自尊心

 

 

1.サンダー・シング

2.ルイザ・ピッカレータ

3.ヴァッスーラ

4.トマス・ア・ケンピス

 

 

1.サンダー・シング

 

サンダー・シング/聖なる導きインド永遠の書/P183

 

 人は、キリストの霊が宿っていなければ、神でありながら仕える者の姿をとられた主のように、謙虚にはなれない。自分の本当の姿を忘れ去り、誤った自尊心を植付けてはならない。人は自尊心によって真理から外れ、自らを滅ぼすのだ。かりに他の人より進んでいたとしても、ダイヤモンドと木炭が同じ炭素から出来ているのを忘れてはいけない。条件の違いによってかくまで違った形になるとはいえ、高価なダイヤモンドも木炭と同じく、焼けば灰と化す。

 

 

2.ルイザ・ピッカレータ

 

ルイザ・ピッカレータ/被造界の中の神の王国/4巻P110

 

我が娘よ、人間の中で、どこから悪が始まるか知りたいか? その始まりは、人が自分自身を知るとき、つまり道理を分り始めるやいなや自分自身に「ぼくは、人物である」と言うときである。彼は自分が何者かであると信じて、私から離れて私を信頼しなくなる。それが原因となって、色々な善い原則の目標を見失うということが起こる。

 

 

ルイザ・ピッカレータ/被造界の中の神の王国/4巻P232

 

 我が娘よ、私の前や人々の前で、自分が何者かであると信じている人は、何の価値にも値しない。自分が無であると信じる人は、すべてに値する。私の前で一番になる人とは、何かをすることが出来、その力と能力をもっていても、それをしていないと信じる人である。この人は神から恵み、助け、そして照らしを受けるから行うことができるのだ。つまりこの人は、神の権能のおかげで働くことができるのだと言える。神の権能を自分自身とともに有している人は、すべてに値するのである。

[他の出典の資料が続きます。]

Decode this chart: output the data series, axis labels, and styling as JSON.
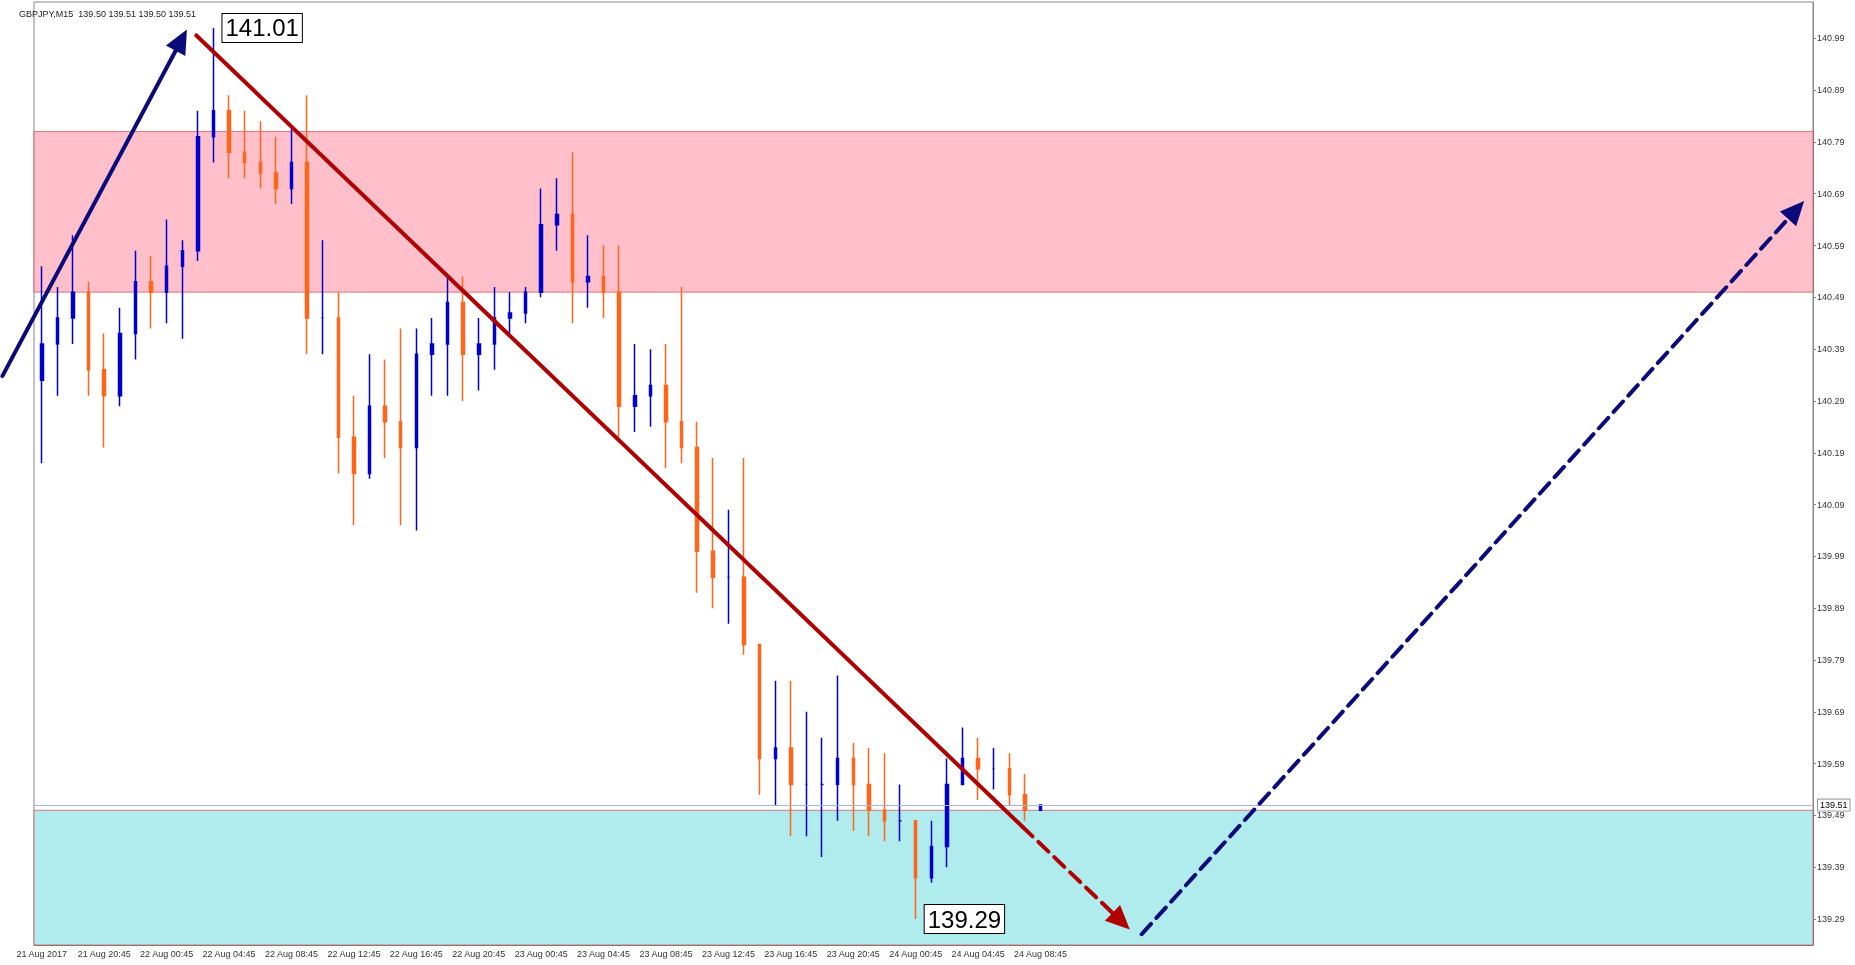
{
  "chart_data": {
    "type": "candlestick",
    "title": "GBPJPY,M15  139.50 139.51 139.50 139.51",
    "categories": [
      "21 Aug 2017",
      null,
      null,
      null,
      "21 Aug 20:45",
      null,
      null,
      null,
      "22 Aug 00:45",
      null,
      null,
      null,
      "22 Aug 04:45",
      null,
      null,
      null,
      "22 Aug 08:45",
      null,
      null,
      null,
      "22 Aug 12:45",
      null,
      null,
      null,
      "22 Aug 16:45",
      null,
      null,
      null,
      "22 Aug 20:45",
      null,
      null,
      null,
      "23 Aug 00:45",
      null,
      null,
      null,
      "23 Aug 04:45",
      null,
      null,
      null,
      "23 Aug 08:45",
      null,
      null,
      null,
      "23 Aug 12:45",
      null,
      null,
      null,
      "23 Aug 16:45",
      null,
      null,
      null,
      "23 Aug 20:45",
      null,
      null,
      null,
      "24 Aug 00:45",
      null,
      null,
      null,
      "24 Aug 04:45",
      null,
      null,
      null,
      "24 Aug 08:45",
      null,
      null,
      null,
      null,
      null,
      null,
      null,
      null,
      null,
      null,
      null,
      null,
      null,
      null,
      null,
      null,
      null,
      null,
      null,
      null,
      null,
      null,
      null,
      null,
      null,
      null,
      null,
      null,
      null,
      null,
      null,
      null,
      null,
      null,
      null,
      null,
      null,
      null,
      null,
      null,
      null,
      null,
      null,
      null,
      null,
      null,
      null,
      null,
      null
    ],
    "ohlc": [
      [
        140.33,
        140.55,
        140.17,
        140.4
      ],
      [
        140.4,
        140.51,
        140.3,
        140.45
      ],
      [
        140.45,
        140.61,
        140.4,
        140.5
      ],
      [
        140.5,
        140.52,
        140.3,
        140.35
      ],
      [
        140.35,
        140.42,
        140.2,
        140.3
      ],
      [
        140.3,
        140.47,
        140.28,
        140.42
      ],
      [
        140.42,
        140.58,
        140.37,
        140.52
      ],
      [
        140.52,
        140.57,
        140.43,
        140.5
      ],
      [
        140.5,
        140.64,
        140.44,
        140.55
      ],
      [
        140.55,
        140.6,
        140.41,
        140.58
      ],
      [
        140.58,
        140.85,
        140.56,
        140.8
      ],
      [
        140.8,
        141.01,
        140.75,
        140.85
      ],
      [
        140.85,
        140.88,
        140.72,
        140.77
      ],
      [
        140.77,
        140.85,
        140.72,
        140.75
      ],
      [
        140.75,
        140.83,
        140.7,
        140.73
      ],
      [
        140.73,
        140.8,
        140.67,
        140.7
      ],
      [
        140.7,
        140.82,
        140.67,
        140.75
      ],
      [
        140.75,
        140.88,
        140.38,
        140.45
      ],
      [
        140.45,
        140.6,
        140.38,
        140.45
      ],
      [
        140.45,
        140.5,
        140.15,
        140.22
      ],
      [
        140.22,
        140.3,
        140.05,
        140.15
      ],
      [
        140.15,
        140.38,
        140.14,
        140.28
      ],
      [
        140.28,
        140.37,
        140.18,
        140.25
      ],
      [
        140.25,
        140.43,
        140.05,
        140.2
      ],
      [
        140.2,
        140.43,
        140.04,
        140.38
      ],
      [
        140.38,
        140.45,
        140.3,
        140.4
      ],
      [
        140.4,
        140.53,
        140.3,
        140.48
      ],
      [
        140.48,
        140.53,
        140.29,
        140.38
      ],
      [
        140.38,
        140.45,
        140.31,
        140.4
      ],
      [
        140.4,
        140.51,
        140.35,
        140.45
      ],
      [
        140.45,
        140.5,
        140.42,
        140.46
      ],
      [
        140.46,
        140.51,
        140.44,
        140.5
      ],
      [
        140.5,
        140.7,
        140.49,
        140.63
      ],
      [
        140.63,
        140.72,
        140.58,
        140.65
      ],
      [
        140.65,
        140.77,
        140.44,
        140.52
      ],
      [
        140.52,
        140.61,
        140.47,
        140.53
      ],
      [
        140.53,
        140.59,
        140.45,
        140.5
      ],
      [
        140.5,
        140.59,
        140.22,
        140.28
      ],
      [
        140.28,
        140.4,
        140.23,
        140.3
      ],
      [
        140.3,
        140.39,
        140.24,
        140.32
      ],
      [
        140.32,
        140.4,
        140.16,
        140.25
      ],
      [
        140.25,
        140.51,
        140.17,
        140.2
      ],
      [
        140.2,
        140.25,
        139.92,
        140.0
      ],
      [
        140.0,
        140.18,
        139.89,
        139.95
      ],
      [
        139.95,
        140.08,
        139.86,
        139.95
      ],
      [
        139.95,
        140.18,
        139.8,
        139.82
      ],
      [
        139.82,
        139.82,
        139.53,
        139.6
      ],
      [
        139.6,
        139.75,
        139.51,
        139.62
      ],
      [
        139.62,
        139.75,
        139.45,
        139.55
      ],
      [
        139.55,
        139.69,
        139.45,
        139.55
      ],
      [
        139.55,
        139.64,
        139.41,
        139.55
      ],
      [
        139.55,
        139.76,
        139.48,
        139.6
      ],
      [
        139.6,
        139.63,
        139.46,
        139.55
      ],
      [
        139.55,
        139.62,
        139.45,
        139.5
      ],
      [
        139.5,
        139.61,
        139.44,
        139.48
      ],
      [
        139.48,
        139.55,
        139.44,
        139.48
      ],
      [
        139.48,
        139.48,
        139.29,
        139.37
      ],
      [
        139.37,
        139.48,
        139.36,
        139.43
      ],
      [
        139.43,
        139.6,
        139.39,
        139.55
      ],
      [
        139.55,
        139.66,
        139.55,
        139.6
      ],
      [
        139.6,
        139.64,
        139.52,
        139.58
      ],
      [
        139.58,
        139.62,
        139.54,
        139.58
      ],
      [
        139.58,
        139.61,
        139.51,
        139.53
      ],
      [
        139.53,
        139.57,
        139.48,
        139.5
      ],
      [
        139.5,
        139.51,
        139.5,
        139.51
      ],
      null,
      null,
      null,
      null,
      null,
      null,
      null,
      null,
      null,
      null,
      null,
      null,
      null,
      null,
      null,
      null,
      null,
      null,
      null,
      null,
      null,
      null,
      null,
      null,
      null,
      null,
      null,
      null,
      null,
      null,
      null,
      null,
      null,
      null,
      null,
      null,
      null,
      null,
      null,
      null,
      null,
      null,
      null,
      null,
      null,
      null,
      null,
      null,
      null
    ],
    "colors": [
      "#0000cd",
      "#0000cd",
      "#0000cd",
      "#ff6619",
      "#ff6619",
      "#0000cd",
      "#0000cd",
      "#ff6619",
      "#0000cd",
      "#0000cd",
      "#0000cd",
      "#0000cd",
      "#ff6619",
      "#ff6619",
      "#ff6619",
      "#ff6619",
      "#0000cd",
      "#ff6619",
      "#0000cd",
      "#ff6619",
      "#ff6619",
      "#0000cd",
      "#ff6619",
      "#ff6619",
      "#0000cd",
      "#0000cd",
      "#0000cd",
      "#ff6619",
      "#0000cd",
      "#0000cd",
      "#0000cd",
      "#0000cd",
      "#0000cd",
      "#0000cd",
      "#ff6619",
      "#0000cd",
      "#ff6619",
      "#ff6619",
      "#0000cd",
      "#0000cd",
      "#ff6619",
      "#ff6619",
      "#ff6619",
      "#ff6619",
      "#0000cd",
      "#ff6619",
      "#ff6619",
      "#0000cd",
      "#ff6619",
      "#0000cd",
      "#0000cd",
      "#0000cd",
      "#ff6619",
      "#ff6619",
      "#ff6619",
      "#0000cd",
      "#ff6619",
      "#0000cd",
      "#0000cd",
      "#0000cd",
      "#ff6619",
      "#0000cd",
      "#ff6619",
      "#ff6619",
      "#0000cd",
      null,
      null,
      null,
      null,
      null,
      null,
      null,
      null,
      null,
      null,
      null,
      null,
      null,
      null,
      null,
      null,
      null,
      null,
      null,
      null,
      null,
      null,
      null,
      null,
      null,
      null,
      null,
      null,
      null,
      null,
      null,
      null,
      null,
      null,
      null,
      null,
      null,
      null,
      null,
      null,
      null,
      null,
      null,
      null,
      null,
      null,
      null,
      null,
      null
    ],
    "ylim": [
      139.24,
      141.06
    ],
    "yticks": [
      139.29,
      139.39,
      139.49,
      139.59,
      139.69,
      139.79,
      139.89,
      139.99,
      140.09,
      140.19,
      140.29,
      140.39,
      140.49,
      140.59,
      140.69,
      140.79,
      140.89,
      140.99
    ],
    "bands": [
      {
        "axis": "y",
        "from": 140.5,
        "to": 140.81,
        "color": "#ffc0cb"
      },
      {
        "axis": "y",
        "from": 139.24,
        "to": 139.5,
        "color": "#b0ebee"
      }
    ],
    "ref_lines": [
      {
        "axis": "y",
        "value": 139.51,
        "label": "139.51",
        "color": "#9fb8e8"
      }
    ],
    "annotations": [
      "141.01",
      "139.29"
    ]
  }
}
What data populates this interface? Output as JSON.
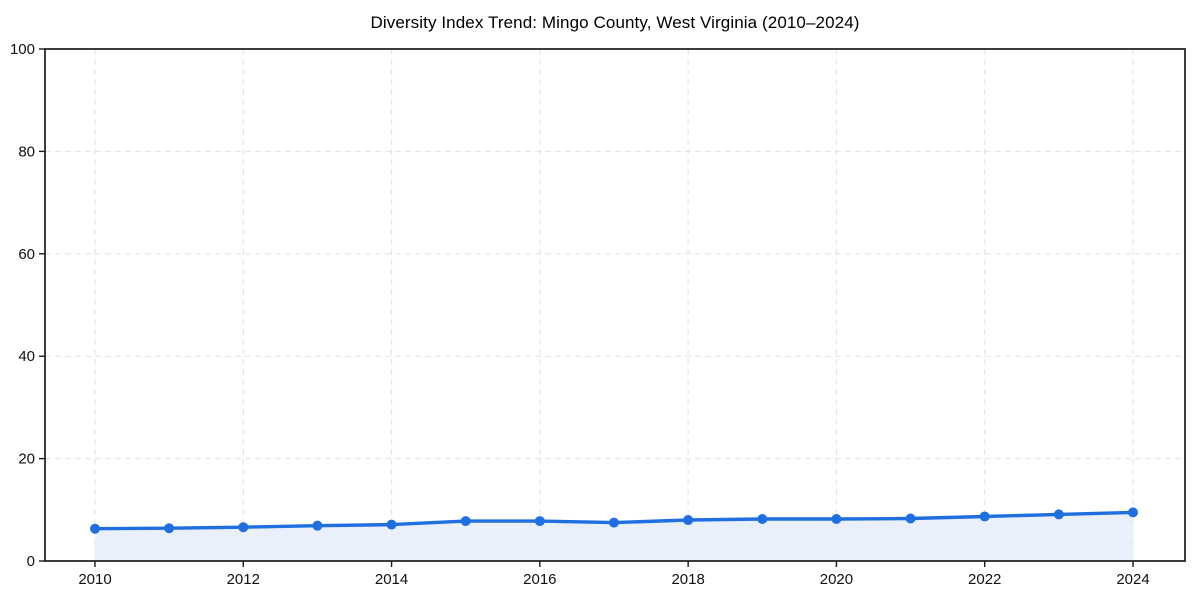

 人間は、この神の権能のおかげで行動することによって、それはまったく異なった働きとなる。このような行動は、神の権能が有している光を伝承することだけをする。ゆえにもっとも邪悪な者も、気づかないうちにこの光の力を感じて、その意志に自分を従わせる。人々の前においても同じことが言え、他の人たちもすべてに値するようになる。

 反対に、自分が何かに値すると信じている人は、何にも値しないだけでなく、私の存在の前ではいまわしい者ともなり、何者かであると信じているこのような人たちが取る、見かけ倒しで欠点だらけのやり方は、他の人たちを馬鹿にすることにもなる。だから人々は、このような者を、嘲笑と迫害の目標として指さすようになるだろう。

 

 

3.ヴァッスーラ

 

ヴァッスーラ/神のうちの真のいのち/2巻P35

 

‘87・11・8

 

ヴァッスーラ 決して何者かであることを求めないように。 無のままでいなさい 達成する全ての聖なるわざは純粋に私のものであり あなたによるのではない

 

 

4.トマス・ア・ケンピス

 

トマス・ア・ケンピス/キリストに倣いて/3・8・1

 

「私は塵と灰とに過ぎない者ですが、あえて主に申し上げましょう」。(創世記18・27)

 

 もし私が自分をそれ(塵灰)以上のものと考えるなら、見よ、主は私に反対され、私の罪はそれを実際に証拠立て、私はそれに対し、弁解することができないだろう。

 しかし自分を軽んじて虚無にひとし者と思い、すべての自尊心を去って、自分がほんらい塵に過ぎぬことを考えるならば、主の恩恵は私にくだり、主の光明(ひかり)は私の心に近づき、すべての自存の念は、たとえそれがいかに小さなものであろうとも、ことごとく私の無の深淵(ふち)に沈んで、永遠に消え失せてしまうだろう。

 そしてそこにおいて主は、私がどういう者であるか、どういう者であったか、またどこまで迷い下落(くだ)ったかをお示しになるだろう。なんとなれば、私は無にひとしい者であるのに、それを知らないからである。

 もし独りほうっておかれるならば、私は無にひとしい、まったく弱い者に過ぎない。

 けれども主が突然私を顧みたもうやいなや、私はたちまち強い者となって、新たな喜びに満たされるのである。自分の重みでいつも下へ下へと沈みつつある私が、かくも速やかに引き上げられて、主の慈悲のふところに抱かれるとは、まったくふしぎのきわみである。